One of three young developers with apps in the Leap Motion App Store, Chris is the creator of Sky Muffins – an arcade-like game about a muffin who has mastered the art of space travel. It’s a concept that he first developed at 14, and his inspiration was simple. “There weren’t any games about skydiving muffins,” he says, “so I made one.”
Chris broke into app development at a young age, creating a pet rock app for iOS at 13, and later building a complete prototype of Sky Muffins for the iPad. After succumbing to the great time sink of 2012 – Minecraft – he started experimenting with the Leap Motion Controller as part of our early developer community. Excited by the prospect of developing on a brand new platform, he began to refine Sky Muffins for Leap Motion.
“When I started making Sky Muffins, I had a pretty lazy attitude,” Chris says, “but by the end, I was a better developer, and my attitude changed from lazy to inspired.”
Sky Muffins was among the first apps in the App Store in July 2013, and has since garnered positive reviews for its engaging gameplay and unusual style. More recently, Chris has been working on Playr, an app that lets you create your own games based off classic addictive game types.
If Henning Steinbock could travel back in time to give his 13-year-old self just one piece of advice about building games, it would be “get your friends to try it.” In his four years of app development so far, he has learned that in order to make an app people will love, you can’t just code for yourself. You have to code for the person next to you. You have to get inside their brain.
Steinbock, 17, is the brain behind Jumping Line, a minimalistic new jump ’n’ run game in the App Store that lets you create your own levels, as well as parse through hundreds of levels from other players. It’s easy to understand, hard to master, and a match made in heaven for Leap Motion technology. With a version of the app already optimized and released for iOS, Henning managed to Leap-enable the app in a single afternoon.
After high school graduation, Henning hopes to work as a game developer, a pilot, or both.
Simon Nilsson, age 17, began developing applications just two years ago. It started with a love for Flash games. But for Simon, simply playing the games wasn’t enough. He wanted to know what was going on under the hood. He wanted to pull the code apart, then put it back together his way. He started tinkering with iOS. Desiring to pioneer into an entirely new playground for app development, he found the Leap Motion Controller, and with it a newfound sense of creative freedom.

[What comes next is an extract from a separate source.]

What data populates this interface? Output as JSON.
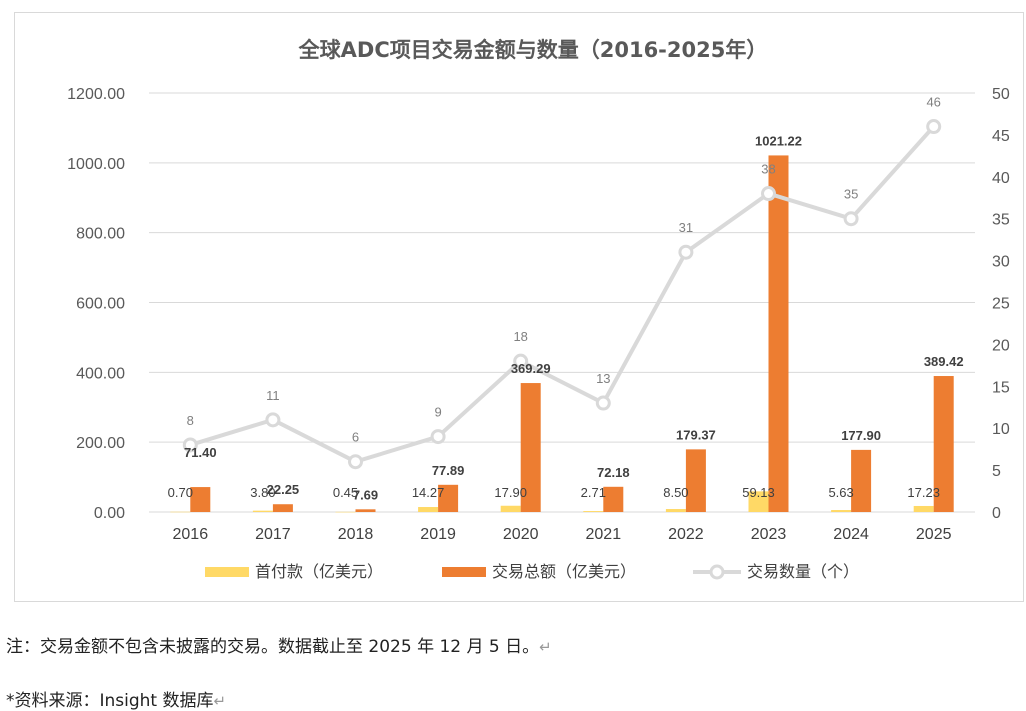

Simon’s app Qubic takes us through a maze of oncoming obstacles, using the Leap Motion Controller for an intuitive and natural way of steering. Every 20 seconds, you level up, the game gets harder, and the soundtrack intensifies. It’s undeniably addictive.
Once Simon finishes high school in Sweden, he plans to study game development, with the hope of meeting like-minded engineers who share his ambition to challenge the status quo of app development and create unforgettable experiences in three dimensions.
Update 9/12/2014: The Airspace Store is now simply called the Leap Motion App Store.